Dropbox will probably not initially be loved on public markets as much as it was by venture capitalists.
That’s after the storage company disclosed Monday that it would sell new shares at between $16 and $18 a share, meaning Dropbox would be valued at around $7 billion at the high end of the range. That’s well behind the $10 billion that it was valued at during its last round of private financing in 2014.
The company could always perform unusually well when trading opens — a 40 percent to 60 percent “pop” on opening day would lift the company back up to its prior valuation — but that’s a big gamble. Instead, the company’s shareholders will most likely see the value of their shares fall when Dropbox, under ticker symbol DBX, begins trading on the Nasdaq.
The performance of Dropbox — along with Spotify, which is also expected to trade publicly in the early spring — will be watched closely by venture capitalists as the two marquee IPOs of the first half of the year. There’s a chance that some companies shy away from going public if they see companies like Dropbox are valued more highly when they stay private than when they go public.

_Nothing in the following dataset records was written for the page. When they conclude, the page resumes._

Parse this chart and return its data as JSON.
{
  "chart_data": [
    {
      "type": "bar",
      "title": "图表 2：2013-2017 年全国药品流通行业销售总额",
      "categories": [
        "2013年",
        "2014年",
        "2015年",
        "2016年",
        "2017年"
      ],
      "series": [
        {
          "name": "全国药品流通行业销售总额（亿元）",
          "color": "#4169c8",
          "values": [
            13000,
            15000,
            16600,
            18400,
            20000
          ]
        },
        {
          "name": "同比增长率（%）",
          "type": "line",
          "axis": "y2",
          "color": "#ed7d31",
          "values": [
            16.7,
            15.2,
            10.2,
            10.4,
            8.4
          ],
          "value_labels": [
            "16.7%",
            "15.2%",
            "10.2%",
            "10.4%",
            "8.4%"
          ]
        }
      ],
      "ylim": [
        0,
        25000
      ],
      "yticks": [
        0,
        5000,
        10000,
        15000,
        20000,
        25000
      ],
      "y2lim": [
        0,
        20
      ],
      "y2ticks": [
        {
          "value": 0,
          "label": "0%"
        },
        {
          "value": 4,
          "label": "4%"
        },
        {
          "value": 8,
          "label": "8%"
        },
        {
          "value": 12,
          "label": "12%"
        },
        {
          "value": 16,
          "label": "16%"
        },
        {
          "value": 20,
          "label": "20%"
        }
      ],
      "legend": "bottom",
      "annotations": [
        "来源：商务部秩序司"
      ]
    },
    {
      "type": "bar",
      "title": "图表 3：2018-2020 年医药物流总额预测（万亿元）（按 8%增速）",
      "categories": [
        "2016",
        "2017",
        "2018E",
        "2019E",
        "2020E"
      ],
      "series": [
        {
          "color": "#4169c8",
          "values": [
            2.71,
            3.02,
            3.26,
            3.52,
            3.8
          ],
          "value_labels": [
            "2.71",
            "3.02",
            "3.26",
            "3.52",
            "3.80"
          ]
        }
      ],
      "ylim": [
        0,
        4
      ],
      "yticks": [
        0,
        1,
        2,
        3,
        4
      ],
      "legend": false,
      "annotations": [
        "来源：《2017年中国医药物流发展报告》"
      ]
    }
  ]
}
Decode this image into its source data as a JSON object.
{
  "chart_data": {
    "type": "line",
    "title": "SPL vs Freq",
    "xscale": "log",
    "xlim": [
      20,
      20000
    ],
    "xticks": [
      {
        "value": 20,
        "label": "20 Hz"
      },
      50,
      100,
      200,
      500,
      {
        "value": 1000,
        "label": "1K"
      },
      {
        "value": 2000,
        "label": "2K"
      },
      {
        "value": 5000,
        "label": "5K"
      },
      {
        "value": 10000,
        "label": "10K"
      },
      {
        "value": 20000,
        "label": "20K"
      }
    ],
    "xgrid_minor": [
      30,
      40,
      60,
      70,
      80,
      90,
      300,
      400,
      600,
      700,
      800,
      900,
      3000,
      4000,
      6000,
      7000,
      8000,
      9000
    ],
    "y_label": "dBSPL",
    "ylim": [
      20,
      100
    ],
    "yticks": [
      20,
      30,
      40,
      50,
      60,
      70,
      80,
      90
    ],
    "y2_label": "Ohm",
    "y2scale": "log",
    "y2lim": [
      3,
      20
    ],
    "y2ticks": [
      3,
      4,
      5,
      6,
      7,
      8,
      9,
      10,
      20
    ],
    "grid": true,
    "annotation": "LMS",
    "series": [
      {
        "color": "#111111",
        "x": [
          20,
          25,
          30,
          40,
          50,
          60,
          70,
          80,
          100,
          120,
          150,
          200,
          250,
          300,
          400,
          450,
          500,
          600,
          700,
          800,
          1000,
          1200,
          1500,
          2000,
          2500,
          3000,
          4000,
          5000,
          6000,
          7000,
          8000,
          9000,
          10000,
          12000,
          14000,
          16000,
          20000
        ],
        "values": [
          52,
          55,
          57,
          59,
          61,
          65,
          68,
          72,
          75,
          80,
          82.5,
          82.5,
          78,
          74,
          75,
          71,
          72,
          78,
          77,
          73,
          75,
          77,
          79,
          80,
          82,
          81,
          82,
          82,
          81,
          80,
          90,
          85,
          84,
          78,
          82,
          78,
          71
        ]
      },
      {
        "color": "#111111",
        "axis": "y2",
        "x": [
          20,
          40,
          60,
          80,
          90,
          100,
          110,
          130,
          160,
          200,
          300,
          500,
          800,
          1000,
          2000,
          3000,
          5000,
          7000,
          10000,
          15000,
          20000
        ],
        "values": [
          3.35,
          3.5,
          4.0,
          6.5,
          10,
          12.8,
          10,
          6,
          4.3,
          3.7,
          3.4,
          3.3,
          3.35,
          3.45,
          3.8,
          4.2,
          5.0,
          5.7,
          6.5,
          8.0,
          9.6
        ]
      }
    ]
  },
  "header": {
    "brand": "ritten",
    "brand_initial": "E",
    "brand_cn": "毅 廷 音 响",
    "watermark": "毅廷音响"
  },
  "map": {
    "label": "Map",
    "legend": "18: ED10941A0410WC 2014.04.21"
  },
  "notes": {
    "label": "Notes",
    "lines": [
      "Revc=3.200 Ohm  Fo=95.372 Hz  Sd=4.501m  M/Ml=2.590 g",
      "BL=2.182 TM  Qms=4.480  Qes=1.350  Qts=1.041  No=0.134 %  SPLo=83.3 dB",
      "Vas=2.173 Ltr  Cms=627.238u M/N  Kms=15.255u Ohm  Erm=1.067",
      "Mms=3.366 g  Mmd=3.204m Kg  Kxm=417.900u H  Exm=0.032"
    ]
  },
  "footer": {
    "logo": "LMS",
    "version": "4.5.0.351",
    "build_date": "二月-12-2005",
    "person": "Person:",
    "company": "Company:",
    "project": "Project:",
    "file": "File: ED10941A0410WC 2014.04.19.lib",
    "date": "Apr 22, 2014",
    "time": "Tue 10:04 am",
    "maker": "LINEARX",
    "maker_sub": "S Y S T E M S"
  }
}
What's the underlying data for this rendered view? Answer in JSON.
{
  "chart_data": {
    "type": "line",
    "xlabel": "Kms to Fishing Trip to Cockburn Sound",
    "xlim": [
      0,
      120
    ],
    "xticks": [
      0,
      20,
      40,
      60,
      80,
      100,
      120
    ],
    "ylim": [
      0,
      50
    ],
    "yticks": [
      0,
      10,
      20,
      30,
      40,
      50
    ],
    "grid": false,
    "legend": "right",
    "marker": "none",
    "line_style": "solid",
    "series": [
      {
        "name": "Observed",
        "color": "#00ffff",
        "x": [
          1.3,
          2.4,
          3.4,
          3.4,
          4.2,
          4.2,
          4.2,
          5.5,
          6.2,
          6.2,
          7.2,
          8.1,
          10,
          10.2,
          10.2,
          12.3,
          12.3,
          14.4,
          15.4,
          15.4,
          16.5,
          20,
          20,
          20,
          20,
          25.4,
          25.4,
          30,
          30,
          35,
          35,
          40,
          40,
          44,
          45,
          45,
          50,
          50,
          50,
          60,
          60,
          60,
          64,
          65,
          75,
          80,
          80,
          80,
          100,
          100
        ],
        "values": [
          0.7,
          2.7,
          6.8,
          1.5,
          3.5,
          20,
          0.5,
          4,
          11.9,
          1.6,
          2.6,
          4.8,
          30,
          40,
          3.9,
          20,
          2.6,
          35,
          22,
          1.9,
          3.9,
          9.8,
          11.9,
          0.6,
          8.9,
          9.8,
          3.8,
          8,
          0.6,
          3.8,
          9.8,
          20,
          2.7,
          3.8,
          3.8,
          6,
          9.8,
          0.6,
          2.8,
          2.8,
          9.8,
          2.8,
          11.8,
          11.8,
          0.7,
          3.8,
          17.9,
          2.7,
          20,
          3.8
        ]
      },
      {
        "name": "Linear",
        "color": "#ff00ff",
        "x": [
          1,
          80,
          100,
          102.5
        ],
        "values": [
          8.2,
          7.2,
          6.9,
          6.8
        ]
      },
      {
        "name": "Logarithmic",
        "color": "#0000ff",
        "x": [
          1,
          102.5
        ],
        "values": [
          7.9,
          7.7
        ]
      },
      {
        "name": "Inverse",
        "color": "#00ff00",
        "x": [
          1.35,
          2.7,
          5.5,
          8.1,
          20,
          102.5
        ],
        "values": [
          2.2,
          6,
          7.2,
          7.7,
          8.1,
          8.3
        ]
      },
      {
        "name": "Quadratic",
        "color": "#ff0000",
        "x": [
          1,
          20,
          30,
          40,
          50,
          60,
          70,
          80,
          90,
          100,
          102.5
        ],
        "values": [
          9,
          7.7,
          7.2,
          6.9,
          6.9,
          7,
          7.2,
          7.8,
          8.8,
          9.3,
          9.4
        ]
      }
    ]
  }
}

Dropbox’s $10 billion valuation has served as something of an albatross for the company, causing it for years to fend off questions about whether it was overvalued. The company has acknowledged that valuations were very “different” in 2014 than they are today, and it’ll still be a substantial exit for its venture capital backers, primarily Sequoia and Accel.
The company said it would raise as much as $648 million in the offering, according to the filing. Salesforce Ventures will also buy $100 million in shares in a private placement.